Le cri d’Hortense résonna à travers la vaste chambre, si haut qu’on dut l’entendre dans tout l’hôtel. Une fièvre monta aux pommettes de la jeune femme éperdue.

— Que voulez-vous, dit-elle d’une voix rauque, que voulez-vous pour me rendre ce papier ?

Il eut pour elle ce sourire de loup qui donnait à Hortense l’envie de lui sauter à la figure. Au bout de ses doigts, la grâce royale tremblait doucement dans le souffle qui venait du feu. Il suffisait d’un geste, d’un tout petit geste pour que les efforts d’Hortense, ses espoirs se trouvassent anéantis car, avec un homme aussi indécis que Louis-Philippe, il serait sans doute plus difficile d’en obtenir un second.

— Que voulez-vous ? dit-elle une troisième fois.

— Rien de plus que ce que je vous ai demandé tout à l’heure. Je vous veux.

Accablée de honte et de douleur, Hortense baissa la tête, s’efforçant désespérément de repousser loin d’elle l’image de Jean, le souvenir de Jean et de les remplacer par la pensée de Felicia attendant au fond d’une prison une libération qui ne viendrait peut-être plus jamais…

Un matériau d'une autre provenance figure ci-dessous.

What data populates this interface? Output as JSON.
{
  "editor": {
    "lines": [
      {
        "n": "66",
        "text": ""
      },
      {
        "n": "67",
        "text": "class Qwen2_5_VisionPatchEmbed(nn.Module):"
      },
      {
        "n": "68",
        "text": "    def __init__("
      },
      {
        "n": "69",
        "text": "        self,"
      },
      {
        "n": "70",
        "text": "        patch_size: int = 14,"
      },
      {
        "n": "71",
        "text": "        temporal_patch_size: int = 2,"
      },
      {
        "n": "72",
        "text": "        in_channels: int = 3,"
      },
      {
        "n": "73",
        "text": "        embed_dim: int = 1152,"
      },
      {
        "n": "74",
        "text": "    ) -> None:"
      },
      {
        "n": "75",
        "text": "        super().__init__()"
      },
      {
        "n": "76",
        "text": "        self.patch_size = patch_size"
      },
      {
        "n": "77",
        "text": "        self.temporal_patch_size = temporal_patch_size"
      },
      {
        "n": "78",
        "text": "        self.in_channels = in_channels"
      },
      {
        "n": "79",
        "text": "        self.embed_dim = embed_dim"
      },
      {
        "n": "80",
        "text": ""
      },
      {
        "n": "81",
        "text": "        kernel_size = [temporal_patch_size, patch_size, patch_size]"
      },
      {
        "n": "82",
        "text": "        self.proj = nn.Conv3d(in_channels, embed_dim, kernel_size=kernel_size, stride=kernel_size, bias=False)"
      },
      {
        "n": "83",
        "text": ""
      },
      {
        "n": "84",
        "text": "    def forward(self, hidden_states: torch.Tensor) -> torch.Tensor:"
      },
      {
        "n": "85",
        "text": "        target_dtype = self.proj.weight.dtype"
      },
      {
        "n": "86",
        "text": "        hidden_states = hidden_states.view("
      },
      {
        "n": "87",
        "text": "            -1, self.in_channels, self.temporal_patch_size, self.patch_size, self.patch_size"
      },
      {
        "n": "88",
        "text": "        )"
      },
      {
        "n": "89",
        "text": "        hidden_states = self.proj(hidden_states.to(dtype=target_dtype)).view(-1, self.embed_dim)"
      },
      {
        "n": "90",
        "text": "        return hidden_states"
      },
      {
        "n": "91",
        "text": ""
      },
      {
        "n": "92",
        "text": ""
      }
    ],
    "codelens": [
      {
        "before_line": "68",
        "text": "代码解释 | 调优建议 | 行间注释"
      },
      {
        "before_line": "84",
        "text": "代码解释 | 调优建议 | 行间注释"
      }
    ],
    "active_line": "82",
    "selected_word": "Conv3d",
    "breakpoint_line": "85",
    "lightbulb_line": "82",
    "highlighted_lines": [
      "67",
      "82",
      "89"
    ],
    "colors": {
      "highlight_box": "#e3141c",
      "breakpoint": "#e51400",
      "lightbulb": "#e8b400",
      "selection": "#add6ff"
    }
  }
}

— Qu’il en soit fait comme vous le voulez ! soupira-t-elle. Vous pourrez me prendre sans que je me défende… mais, par pitié, éloignez ce papier du feu !

Le sourire s’accentua en même temps qu’étincelaient d’orgueil les yeux verts de l’armateur.

— Vous avez raison : il est bien précieux puisqu’il vous amène à composition. Tenez… je vais le poser là, ajouta-t-il en désignant la tablette de la cheminée. Vous pourrez l’y reprendre vous-même plus tard. Mais je ne le poserai que lorsque vous m’aurez donné un commencement de satisfaction.

— C’est-à-dire ?

— Je veux que vous vous déshabilliez ! Là, devant moi. Et entièrement.

— Vous voulez ?… oh non !

— Non ?

Le papier trembla un peu plus et la main de Butler pencha légèrement vers les flammes :

— J’ai vu vendre bien des femmes dans ma vie, dit-il lentement. Sous le soleil d’Afrique ou d’Orient, on les dépouille de tout vêtement afin que l’acheteur se rende mieux compte de ce qu’il achète. Moi, je vous achète pour une nuit avec cet ordre de libération. Je veux savoir si vous en valez la peine.

Hortense sentit des larmes lui monter aux yeux. Ce misérable entendait ne lui épargner aucune humiliation !… Hélas, il lui fallait en passer par ses exigences. Alors, elle ôta son manteau qu’elle laissa glisser à ses pieds, son chapeau qu’elle jeta plus loin et, de ses doigts qui tremblaient, défit la collerette de dentelle qui éclairait le velours noir de sa robe et commença à déboutonner celle-ci.

Quand la robe tomba, elle ferma les yeux. Les nombreuses lumières allumées par son bourreau la blessaient et puis elle ne voulait plus voir ce regard avide qui la détaillait, suivant chacun de ses gestes avec une attention maniaque. A l’aveugle, elle ôta un jupon, puis un autre, dégrafa le léger corset de coutil qui lui étranglait la taille, le laissa tomber. Quand elle n’eut plus sur elle qu’une mince chemise garnie de dentelle et le long pantalon brodé qui descendait jusqu’à ses chevilles habillées de bas de soie blanche, elle s’arrêta, les mains nouées sur sa poitrine en un geste de défense dérisoire contre le regard qu’elle sentait sur elle, plus brûlant, certes, que les flammes. Mais Butler n’était pas encore satisfait.